"A gente olha e pensa: quando aperto? Agora? Agora? Agora? Entende? A emoção vai subindo e, de repente, pronto. É como um orgasmo, tem uma hora que explode. Ou temos o instante certo, ou o perdemos para sempre."
Obviamente que voce reconhece este texto de Henri Cartier-Bresson, falando das suas fotografias, ou deste texto de Ansel Adams:
"Achava o que queria fotografar, fazia a composição e então esperava pela luz e circunstância adequadas. Não raro isso significava esperar por dois ou três dias.".
Ambos dissera exatamente o que eu disse, com outras palavras. O Adams, que voltava várias vezes ao mesmo local, o que ele fazia se não perseguir conscientemente a idealização inicial? Isso é método, transpiração, intelecção, análise.
O Bresson, idem, você não colou o texto todo, pois antes ele diz que reconhece a geometria local (diz-se em várias entrevistas "um geômetra"), compõe (atos racionais e de planejamento", e depois fica esperando acontecer uma determinada configuração COM OS ELEMENTOS MUTÁVEIS DA COMPOSIÇÃO, POIS O RESTANTE JÁ ESTÁ DEFINIDO, que seja, "o orgasmo".
A técnica do Bresson é claramente essa, e eu antes de ler esse trecho dele já sabia que era, e pratiquei várias fotos usando-a. Compunha, esperava com a foto composta o evento significador. É uma técnica soberba, especialmente para fotografia de rua, pois sempre podemos na fotografia de rua contar com a presença humana (no mato não, fica mais de uma hora sem passar ninguém na estrada).
Querer que "emoção" responda por tudo é o mesmo que não querer evoluir. Desculpe-me a franqueza. Arte, qualquer arte, é TRABALHO. Trabalho significa esforço metódico e racional sobre um tema. Emoção é uma palavra difícil de usar, pois a vagueza do seu significado é enorme. Digamos que os valores emocionais sejam somente a parte evocativa, para facilitar a conversa.
O imaginário sobre a arte é muito diferente do que é a arte propriamente. O Corvo, do Edgard Alan Poe, um dos mais famosos poemas escritos, foi confessadamente fruto de planejamento metódico. Ele pegou uma idéia inicial e lapidou, com métodos específicos que sabia que seriam os adequados (onomatopéias, repetições, etc). Não ficou "inspirado" e fez. Planejou e fez. Declarou isso, dizendo ter planejado fazer um poema que seria importante na história da poesia e que "projetou" o poema.
Eu mesmo, embora faça poemas bastante ocasionalmente e xexelentos, por vezes faço poemas que são planejamento quase puro, e quem lê acha que são emocionados. Uma idéia (a tal inspiração), às vezes uma frase, e depois uma construção gramatical/semântica/ritmica mais ou menos controlada.

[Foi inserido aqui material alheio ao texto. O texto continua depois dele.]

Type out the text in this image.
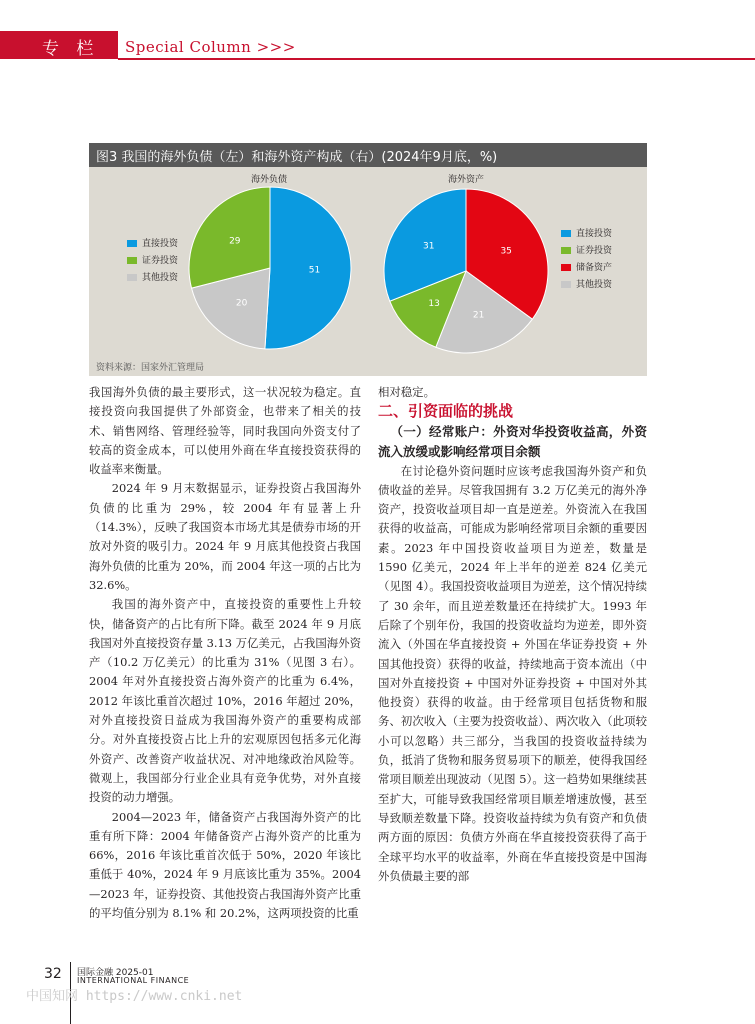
专 栏 Special Column >>>
图3 我国的海外负债（左）和海外资产构成（右）(2024年9月底，%)
海外负债
51
20
29
直接投资
证券投资
其他投资
海外资产
35
21
13
31
直接投资
证券投资
储备资产
其他投资
资料来源：国家外汇管理局

我国海外负债的最主要形式，这一状况较为稳定。直接投资向我国提供了外部资金，也带来了相关的技术、销售网络、管理经验等，同时我国向外资支付了较高的资金成本，可以使用外商在华直接投资获得的收益率来衡量。

2024 年 9 月末数据显示，证券投资占我国海外负债的比重为 29%，较 2004 年有显著上升（14.3%），反映了我国资本市场尤其是债券市场的开放对外资的吸引力。2024 年 9 月底其他投资占我国海外负债的比重为 20%，而 2004 年这一项的占比为 32.6%。

我国的海外资产中，直接投资的重要性上升较快，储备资产的占比有所下降。截至 2024 年 9 月底我国对外直接投资存量 3.13 万亿美元，占我国海外资产（10.2 万亿美元）的比重为 31%（见图 3 右）。2004 年对外直接投资占海外资产的比重为 6.4%，2012 年该比重首次超过 10%，2016 年超过 20%，对外直接投资日益成为我国海外资产的重要构成部分。对外直接投资占比上升的宏观原因包括多元化海外资产、改善资产收益状况、对冲地缘政治风险等。微观上，我国部分行业企业具有竞争优势，对外直接投资的动力增强。

2004—2023 年，储备资产占我国海外资产的比重有所下降：2004 年储备资产占海外资产的比重为 66%，2016 年该比重首次低于 50%，2020 年该比重低于 40%，2024 年 9 月底该比重为 35%。2004—2023 年，证券投资、其他投资占我国海外资产比重的平均值分别为 8.1% 和 20.2%，这两项投资的比重

相对稳定。

二、引资面临的挑战

（一）经常账户：外资对华投资收益高，外资流入放缓或影响经常项目余额

在讨论稳外资问题时应该考虑我国海外资产和负债收益的差异。尽管我国拥有 3.2 万亿美元的海外净资产，投资收益项目却一直是逆差。外资流入在我国获得的收益高，可能成为影响经常项目余额的重要因素。2023 年中国投资收益项目为逆差，数量是 1590 亿美元，2024 年上半年的逆差 824 亿美元（见图 4）。我国投资收益项目为逆差，这个情况持续了 30 余年，而且逆差数量还在持续扩大。1993 年后除了个别年份，我国的投资收益均为逆差，即外资流入（外国在华直接投资 + 外国在华证券投资 + 外国其他投资）获得的收益，持续地高于资本流出（中国对外直接投资 + 中国对外证券投资 + 中国对外其他投资）获得的收益。由于经常项目包括货物和服务、初次收入（主要为投资收益）、两次收入（此项较小可以忽略）共三部分，当我国的投资收益持续为负，抵消了货物和服务贸易项下的顺差，使得我国经常项目顺差出现波动（见图 5）。这一趋势如果继续甚至扩大，可能导致我国经常项目顺差增速放慢，甚至导致顺差数量下降。投资收益持续为负有资产和负债两方面的原因：负债方外商在华直接投资获得了高于全球平均水平的收益率，外商在华直接投资是中国海外负债最主要的部

32 国际金融 2025-01
INTERNATIONAL FINANCE
中国知网 https://www.cnki.net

TODOS, digo TODOS os grandes poetas passam a vida modificando seus poemas, pois percebem que há imprefeições na construção. Isso nada tem a ver com isnpiração e emoção.
Ficar pendurado nessa palavra cujo significado é tão vago é o mesmo que abrir mão da busca, pois a busca é feita de insistência, repetição, trabalho continuado.

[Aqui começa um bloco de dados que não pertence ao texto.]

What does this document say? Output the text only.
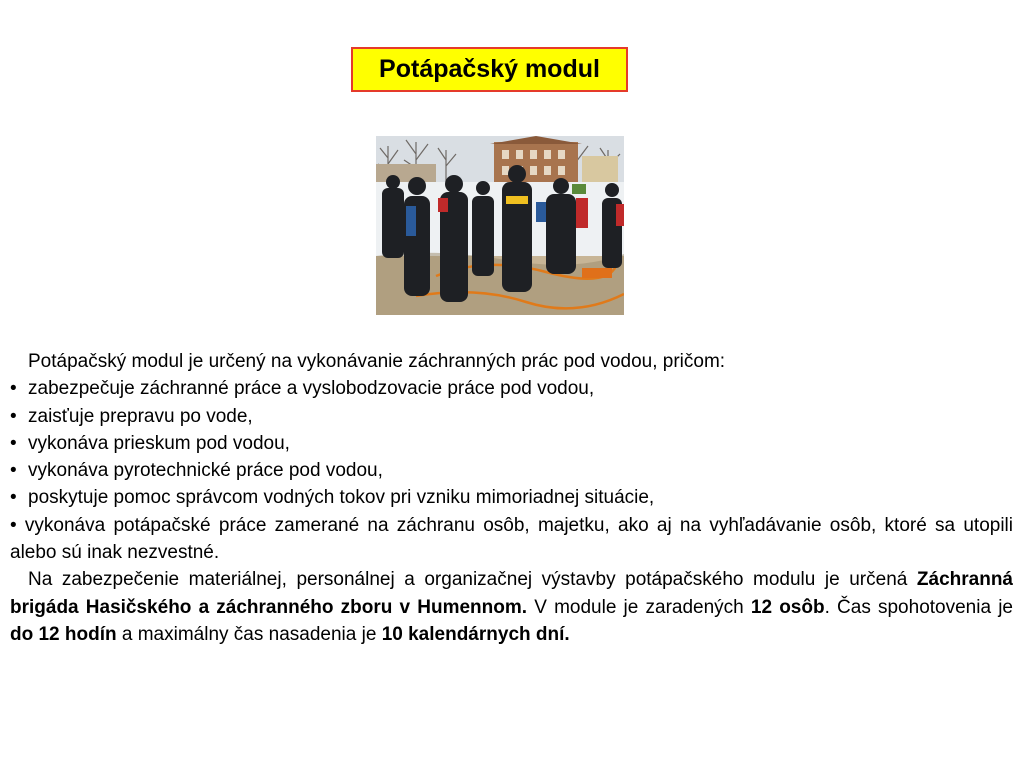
Potápačský modul

Potápačský modul je určený na vykonávanie záchranných prác pod vodou, pričom:

• zabezpečuje záchranné práce a vyslobodzovacie práce pod vodou,
• zaisťuje prepravu po vode,
• vykonáva prieskum pod vodou,
• vykonáva pyrotechnické práce pod vodou,
• poskytuje pomoc správcom vodných tokov pri vzniku mimoriadnej situácie,

• vykonáva potápačské práce zamerané na záchranu osôb, majetku, ako aj na vyhľadávanie osôb, ktoré sa utopili alebo sú inak nezvestné.

Na zabezpečenie materiálnej, personálnej a organizačnej výstavby potápačského modulu je určená Záchranná brigáda Hasičského a záchranného zboru v Humennom. V module je zaradených 12 osôb. Čas spohotovenia je do 12 hodín a maximálny čas nasadenia je 10 kalendárnych dní.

Bem, Paulo. Até agora conversei com você imaginando que você queria realmente investigar o assunto, pois declarara que não tentava. Mas cria-se um paradoxo: se não tentava, como pode ter idéias tão sólidas e inamovíveis sobre ele? Assim, parece que você ao invés de tentar lançar-se em tentativas artísticas, como declarou querer, adotou a solução mais simples de redefinir a palavra arte para ela ajustar-se ao que já faz. Assim fica meio inútil prosseguir com esta conversa, pois deixa de ser INVESTIGAÇÃO e passa a ser argumentação.
Investigação é aquilo que se dirige a algo que não sabemos e queremos saber. Argumentação é insistir naquilo que achamos saber. Você me disse anteriormente que despertara para o problema da arte na fotografia, isso sugerindo INVESTIGAÇÃO, mas quando as idéias circulam você argumenta para manter a mesma posição anterior. Aí fica sem sentido.